Wenn er, wie natürlich, sich zuweilen vergaß, und einmal, wenn er Linderung an seinem Fuße fühlte, umhersprang- oder lief, so fühlte er darüber die heftigsten Gewissensbisse, und es war ihm immer, als sei er nun schon einige Stufen wieder zurückgekommen. (AR 20)

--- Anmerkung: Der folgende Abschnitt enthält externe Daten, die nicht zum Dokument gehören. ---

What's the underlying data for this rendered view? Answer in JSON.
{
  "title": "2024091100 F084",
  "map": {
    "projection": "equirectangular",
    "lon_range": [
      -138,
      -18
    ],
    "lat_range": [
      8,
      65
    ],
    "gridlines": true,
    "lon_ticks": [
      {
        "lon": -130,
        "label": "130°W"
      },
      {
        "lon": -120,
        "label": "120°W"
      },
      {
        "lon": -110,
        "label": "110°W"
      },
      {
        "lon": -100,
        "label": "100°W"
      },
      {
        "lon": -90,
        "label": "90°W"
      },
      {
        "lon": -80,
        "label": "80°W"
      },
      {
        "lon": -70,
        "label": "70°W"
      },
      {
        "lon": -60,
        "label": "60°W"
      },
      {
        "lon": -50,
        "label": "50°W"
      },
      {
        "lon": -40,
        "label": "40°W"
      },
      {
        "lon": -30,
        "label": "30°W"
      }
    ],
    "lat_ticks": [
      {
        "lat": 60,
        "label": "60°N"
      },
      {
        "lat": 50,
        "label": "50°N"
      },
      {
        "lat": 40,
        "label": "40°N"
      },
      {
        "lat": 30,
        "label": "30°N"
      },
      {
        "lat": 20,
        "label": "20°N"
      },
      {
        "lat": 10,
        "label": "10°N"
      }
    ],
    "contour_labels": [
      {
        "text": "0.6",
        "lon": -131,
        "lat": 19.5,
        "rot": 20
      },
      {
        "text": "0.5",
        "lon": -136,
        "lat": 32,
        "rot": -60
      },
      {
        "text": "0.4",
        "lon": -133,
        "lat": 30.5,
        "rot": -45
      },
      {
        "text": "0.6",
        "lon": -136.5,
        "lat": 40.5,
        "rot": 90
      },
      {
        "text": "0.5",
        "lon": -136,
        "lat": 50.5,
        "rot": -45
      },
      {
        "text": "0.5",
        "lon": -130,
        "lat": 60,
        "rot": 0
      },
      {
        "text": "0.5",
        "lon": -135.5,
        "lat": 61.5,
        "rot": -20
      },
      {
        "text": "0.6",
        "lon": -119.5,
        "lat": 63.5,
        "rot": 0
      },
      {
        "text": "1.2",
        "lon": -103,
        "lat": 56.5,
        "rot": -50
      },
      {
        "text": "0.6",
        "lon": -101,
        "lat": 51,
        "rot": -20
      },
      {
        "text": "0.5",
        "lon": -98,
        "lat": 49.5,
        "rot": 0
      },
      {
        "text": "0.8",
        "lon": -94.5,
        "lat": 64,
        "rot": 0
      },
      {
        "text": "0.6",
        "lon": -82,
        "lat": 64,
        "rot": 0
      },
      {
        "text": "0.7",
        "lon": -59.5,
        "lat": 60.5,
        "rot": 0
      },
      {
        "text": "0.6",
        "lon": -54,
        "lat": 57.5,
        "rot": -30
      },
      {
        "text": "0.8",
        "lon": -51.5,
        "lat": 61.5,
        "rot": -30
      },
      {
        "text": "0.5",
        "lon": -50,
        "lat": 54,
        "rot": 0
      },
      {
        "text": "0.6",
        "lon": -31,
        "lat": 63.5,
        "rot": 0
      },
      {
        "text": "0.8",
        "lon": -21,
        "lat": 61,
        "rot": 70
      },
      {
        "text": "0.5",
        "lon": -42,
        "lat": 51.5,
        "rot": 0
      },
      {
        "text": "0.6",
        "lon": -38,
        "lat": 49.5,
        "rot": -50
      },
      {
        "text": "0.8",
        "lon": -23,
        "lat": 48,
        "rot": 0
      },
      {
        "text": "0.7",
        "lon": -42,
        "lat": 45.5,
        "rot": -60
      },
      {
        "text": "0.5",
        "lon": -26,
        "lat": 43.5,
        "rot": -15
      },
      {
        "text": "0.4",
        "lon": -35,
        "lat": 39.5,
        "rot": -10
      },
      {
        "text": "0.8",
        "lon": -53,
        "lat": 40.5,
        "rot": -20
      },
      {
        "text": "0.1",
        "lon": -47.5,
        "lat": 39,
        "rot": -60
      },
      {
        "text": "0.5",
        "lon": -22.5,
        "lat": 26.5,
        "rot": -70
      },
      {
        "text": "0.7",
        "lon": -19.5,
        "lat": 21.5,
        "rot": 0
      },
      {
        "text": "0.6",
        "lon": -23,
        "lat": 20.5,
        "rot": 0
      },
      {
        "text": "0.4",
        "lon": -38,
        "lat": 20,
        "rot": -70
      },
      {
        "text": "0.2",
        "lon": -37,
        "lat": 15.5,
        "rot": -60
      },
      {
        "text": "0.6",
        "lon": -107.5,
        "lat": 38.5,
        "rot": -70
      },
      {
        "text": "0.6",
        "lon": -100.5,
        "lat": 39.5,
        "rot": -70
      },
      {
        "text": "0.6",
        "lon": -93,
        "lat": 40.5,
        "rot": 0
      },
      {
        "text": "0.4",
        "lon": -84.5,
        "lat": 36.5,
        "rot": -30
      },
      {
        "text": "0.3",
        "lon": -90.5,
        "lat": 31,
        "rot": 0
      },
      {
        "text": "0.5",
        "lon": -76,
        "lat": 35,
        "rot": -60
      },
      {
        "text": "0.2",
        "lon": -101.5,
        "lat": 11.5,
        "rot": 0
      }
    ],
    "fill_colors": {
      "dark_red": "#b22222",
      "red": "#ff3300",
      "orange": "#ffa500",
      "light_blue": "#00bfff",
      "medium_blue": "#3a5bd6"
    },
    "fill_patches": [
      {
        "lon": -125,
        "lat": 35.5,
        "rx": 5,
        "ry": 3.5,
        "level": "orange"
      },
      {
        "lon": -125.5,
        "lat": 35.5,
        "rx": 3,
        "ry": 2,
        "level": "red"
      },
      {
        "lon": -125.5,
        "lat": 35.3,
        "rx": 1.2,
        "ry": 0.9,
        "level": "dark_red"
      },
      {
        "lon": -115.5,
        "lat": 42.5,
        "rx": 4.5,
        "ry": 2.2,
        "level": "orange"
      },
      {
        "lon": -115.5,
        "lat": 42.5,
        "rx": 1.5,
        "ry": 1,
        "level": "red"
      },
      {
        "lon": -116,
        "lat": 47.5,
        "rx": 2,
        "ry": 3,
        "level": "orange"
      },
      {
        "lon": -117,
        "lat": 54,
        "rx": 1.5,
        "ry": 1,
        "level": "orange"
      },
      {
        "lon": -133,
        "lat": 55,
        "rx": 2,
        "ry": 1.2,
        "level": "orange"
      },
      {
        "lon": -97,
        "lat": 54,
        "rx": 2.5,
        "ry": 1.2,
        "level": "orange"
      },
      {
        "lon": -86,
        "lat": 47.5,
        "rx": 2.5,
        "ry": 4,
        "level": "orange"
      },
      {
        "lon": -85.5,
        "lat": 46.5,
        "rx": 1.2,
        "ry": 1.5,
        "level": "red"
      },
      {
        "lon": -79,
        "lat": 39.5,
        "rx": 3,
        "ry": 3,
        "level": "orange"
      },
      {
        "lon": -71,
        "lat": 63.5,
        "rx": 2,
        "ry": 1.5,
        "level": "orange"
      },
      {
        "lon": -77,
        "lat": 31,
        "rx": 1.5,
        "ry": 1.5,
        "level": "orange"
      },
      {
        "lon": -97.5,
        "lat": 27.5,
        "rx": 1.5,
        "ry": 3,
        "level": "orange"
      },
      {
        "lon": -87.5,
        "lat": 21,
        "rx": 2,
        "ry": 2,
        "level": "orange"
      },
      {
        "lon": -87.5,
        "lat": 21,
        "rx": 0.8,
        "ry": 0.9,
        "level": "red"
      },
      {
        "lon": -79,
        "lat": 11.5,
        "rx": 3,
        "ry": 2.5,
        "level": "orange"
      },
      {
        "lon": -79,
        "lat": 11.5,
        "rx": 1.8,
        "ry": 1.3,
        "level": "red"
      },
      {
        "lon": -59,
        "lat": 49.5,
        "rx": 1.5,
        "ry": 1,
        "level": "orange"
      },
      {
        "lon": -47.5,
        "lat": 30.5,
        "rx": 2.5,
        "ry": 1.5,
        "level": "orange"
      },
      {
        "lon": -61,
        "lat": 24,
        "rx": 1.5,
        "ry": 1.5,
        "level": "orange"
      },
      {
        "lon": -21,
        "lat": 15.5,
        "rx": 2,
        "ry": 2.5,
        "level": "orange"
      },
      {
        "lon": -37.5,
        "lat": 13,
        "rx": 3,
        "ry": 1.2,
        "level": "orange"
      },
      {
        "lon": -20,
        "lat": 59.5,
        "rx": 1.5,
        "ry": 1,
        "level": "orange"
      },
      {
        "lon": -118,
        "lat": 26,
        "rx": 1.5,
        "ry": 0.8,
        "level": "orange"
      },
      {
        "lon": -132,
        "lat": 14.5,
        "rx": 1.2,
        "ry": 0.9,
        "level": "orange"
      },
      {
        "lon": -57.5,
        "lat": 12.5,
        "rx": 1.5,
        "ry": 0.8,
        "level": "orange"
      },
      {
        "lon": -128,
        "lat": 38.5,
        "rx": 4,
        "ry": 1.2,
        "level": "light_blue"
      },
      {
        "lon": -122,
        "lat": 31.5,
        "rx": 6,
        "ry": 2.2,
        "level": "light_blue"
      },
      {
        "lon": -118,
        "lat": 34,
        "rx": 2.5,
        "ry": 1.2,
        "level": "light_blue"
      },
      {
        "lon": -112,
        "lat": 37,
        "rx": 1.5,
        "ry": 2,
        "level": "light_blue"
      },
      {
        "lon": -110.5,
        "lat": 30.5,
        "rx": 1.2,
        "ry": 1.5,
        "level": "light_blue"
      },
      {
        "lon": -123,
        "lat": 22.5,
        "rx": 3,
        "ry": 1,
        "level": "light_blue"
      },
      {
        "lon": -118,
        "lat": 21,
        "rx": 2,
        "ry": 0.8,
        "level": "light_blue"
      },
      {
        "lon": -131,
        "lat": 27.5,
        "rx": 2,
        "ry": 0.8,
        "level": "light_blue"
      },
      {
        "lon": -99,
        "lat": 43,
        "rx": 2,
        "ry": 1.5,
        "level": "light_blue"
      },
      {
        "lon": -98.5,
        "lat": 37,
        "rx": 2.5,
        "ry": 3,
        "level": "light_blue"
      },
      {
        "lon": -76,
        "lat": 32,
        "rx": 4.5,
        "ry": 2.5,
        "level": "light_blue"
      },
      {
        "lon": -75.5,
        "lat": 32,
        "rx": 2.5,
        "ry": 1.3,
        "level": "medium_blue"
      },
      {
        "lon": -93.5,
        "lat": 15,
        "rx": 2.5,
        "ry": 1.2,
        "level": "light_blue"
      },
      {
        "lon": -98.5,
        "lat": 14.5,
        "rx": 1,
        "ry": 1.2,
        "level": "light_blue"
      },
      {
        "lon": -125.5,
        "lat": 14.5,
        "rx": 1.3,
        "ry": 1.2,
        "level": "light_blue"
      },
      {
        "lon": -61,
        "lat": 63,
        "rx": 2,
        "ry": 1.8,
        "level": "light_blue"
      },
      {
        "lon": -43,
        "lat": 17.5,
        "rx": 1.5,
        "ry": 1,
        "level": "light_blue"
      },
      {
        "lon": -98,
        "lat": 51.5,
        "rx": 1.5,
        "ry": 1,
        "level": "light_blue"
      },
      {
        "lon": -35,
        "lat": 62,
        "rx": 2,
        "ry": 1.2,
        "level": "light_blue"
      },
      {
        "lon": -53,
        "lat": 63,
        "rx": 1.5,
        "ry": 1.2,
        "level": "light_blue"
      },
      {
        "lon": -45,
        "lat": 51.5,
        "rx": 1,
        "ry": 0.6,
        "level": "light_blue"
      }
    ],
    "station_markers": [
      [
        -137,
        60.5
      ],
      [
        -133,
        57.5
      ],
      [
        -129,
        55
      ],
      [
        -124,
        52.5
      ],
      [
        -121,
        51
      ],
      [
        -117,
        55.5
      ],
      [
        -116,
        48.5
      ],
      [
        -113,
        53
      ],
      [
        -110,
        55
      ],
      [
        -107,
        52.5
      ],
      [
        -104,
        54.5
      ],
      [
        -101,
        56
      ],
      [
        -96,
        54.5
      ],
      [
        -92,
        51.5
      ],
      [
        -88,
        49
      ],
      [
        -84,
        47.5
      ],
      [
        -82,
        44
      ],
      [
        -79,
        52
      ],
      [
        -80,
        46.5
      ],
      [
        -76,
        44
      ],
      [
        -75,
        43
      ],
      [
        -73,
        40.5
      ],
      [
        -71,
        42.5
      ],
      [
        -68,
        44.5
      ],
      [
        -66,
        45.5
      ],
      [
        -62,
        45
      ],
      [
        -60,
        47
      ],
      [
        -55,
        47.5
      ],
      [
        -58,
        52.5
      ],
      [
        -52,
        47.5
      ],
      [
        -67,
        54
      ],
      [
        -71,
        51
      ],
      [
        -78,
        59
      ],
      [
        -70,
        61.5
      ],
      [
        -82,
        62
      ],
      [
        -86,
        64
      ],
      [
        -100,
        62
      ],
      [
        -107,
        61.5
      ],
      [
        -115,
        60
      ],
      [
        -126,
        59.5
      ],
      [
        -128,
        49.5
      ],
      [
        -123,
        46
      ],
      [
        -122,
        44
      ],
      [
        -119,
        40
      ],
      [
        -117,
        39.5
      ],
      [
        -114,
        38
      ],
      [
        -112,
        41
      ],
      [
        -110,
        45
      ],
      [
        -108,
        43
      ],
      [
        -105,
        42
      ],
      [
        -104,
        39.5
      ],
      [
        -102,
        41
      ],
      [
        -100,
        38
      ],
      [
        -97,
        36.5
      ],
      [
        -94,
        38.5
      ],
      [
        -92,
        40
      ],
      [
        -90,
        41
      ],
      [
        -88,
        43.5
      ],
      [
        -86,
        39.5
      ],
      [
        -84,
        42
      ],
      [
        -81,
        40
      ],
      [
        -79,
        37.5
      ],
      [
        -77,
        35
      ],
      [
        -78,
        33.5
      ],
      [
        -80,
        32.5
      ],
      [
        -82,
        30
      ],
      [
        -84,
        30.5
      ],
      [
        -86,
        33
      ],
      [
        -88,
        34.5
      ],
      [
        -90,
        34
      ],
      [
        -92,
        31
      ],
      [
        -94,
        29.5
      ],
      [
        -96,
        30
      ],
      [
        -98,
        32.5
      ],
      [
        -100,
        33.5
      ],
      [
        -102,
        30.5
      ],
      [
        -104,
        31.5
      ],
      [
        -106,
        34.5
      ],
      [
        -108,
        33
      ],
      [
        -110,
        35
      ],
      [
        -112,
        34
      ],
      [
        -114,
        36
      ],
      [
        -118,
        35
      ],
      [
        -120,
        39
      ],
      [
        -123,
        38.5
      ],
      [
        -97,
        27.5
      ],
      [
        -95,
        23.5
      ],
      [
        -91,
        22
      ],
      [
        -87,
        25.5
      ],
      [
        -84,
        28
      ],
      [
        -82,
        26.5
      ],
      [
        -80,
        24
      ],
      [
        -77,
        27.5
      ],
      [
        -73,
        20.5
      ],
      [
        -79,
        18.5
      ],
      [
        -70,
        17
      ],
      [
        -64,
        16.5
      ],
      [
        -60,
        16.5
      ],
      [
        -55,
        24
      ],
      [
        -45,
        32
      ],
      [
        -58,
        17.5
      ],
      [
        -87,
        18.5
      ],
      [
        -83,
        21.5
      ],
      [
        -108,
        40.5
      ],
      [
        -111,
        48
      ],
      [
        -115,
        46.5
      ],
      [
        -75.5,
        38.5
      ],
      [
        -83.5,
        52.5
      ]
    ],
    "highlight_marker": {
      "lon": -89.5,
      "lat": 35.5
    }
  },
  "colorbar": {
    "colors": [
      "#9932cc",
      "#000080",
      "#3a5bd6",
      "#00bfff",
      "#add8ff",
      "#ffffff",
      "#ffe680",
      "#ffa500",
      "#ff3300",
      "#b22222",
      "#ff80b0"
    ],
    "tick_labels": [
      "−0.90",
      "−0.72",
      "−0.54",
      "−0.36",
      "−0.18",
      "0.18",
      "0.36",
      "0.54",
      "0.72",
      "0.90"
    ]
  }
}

Von seinem Vater bekommt er nun „nebst den Guionschen Liedern“ eine „ Anweisung zum innern Gebet von ebendieser Verfasserin“ (AR 22) zu lesen. Auch die in diesen Texten gestellten Anweisungen werden von ihm „mit dem größten Eifer“ (AR 23) zu befolgen gesucht: Um „die Stimme Gottes in sich zu vernehmen“, sitzt er „halbe Stunden lang mit verschloßnen Augen, um sich von der Sinnlichkeit abzuziehen.“ (AR 23) Ziel des durch die quietistischen Lehren geprägten Erziehungsprogramms des Vaters ist die Erziehung zur Frömmigkeit über den Weg der Selbstverachtung. Aber gerade die Verachtung seiner selbst verhindert, dass Anton ein frommes, gottgewolltes Leben führt:[135]

Oft fiel es ihm ein, daß er auf einem bösen Weg begriffen sei, er erinnerte sich mit Wehmut an seine vormaligen Bestrebungen, ein frommer Mensch zu werden, allein sooft er im Begriff war, umzukehren, schlug eine gewisse Verachtung seiner selbst, und ein nagender Mißmut seine besten Vorsätze nieder, und machte, daß er sich wieder in allerlei wilden Zerstreuungen zu vergessen suchte. (AR 50)

Die Verstöße Antons gegen die rigide Selbstkontrolle müssen laut Kommentar des Erzählers „natürlicherweise“ (AR 51) erfolgen. Indem das Scheitern Antons als notwendig herausgestellt wird, ergeht zum einen der Angriff an die pietistisch-quietistische Religion, Forderungen an den Einzelnen zu stellen, die nicht zu erfüllen sind:[136]

Anton glaubte, wenn man einmal fromm und gottselig leben wolle, so müsse man es auch beständig, und in jedem Augenblicke, in allen seinen Mienen und Bewegungen, ja sogar in seinen Gedanken sein; auch müsse man keinen Augenblick vergessen, daß man fromm sein wolle. Nun vergaß er es aber natürlicherweise sehr oft: seine Miene blieb nicht ernsthaft, sein Gang nicht ehrbar, und seine Gedanken schweiften in irdischen weltlichen Dingen aus. (AR 51)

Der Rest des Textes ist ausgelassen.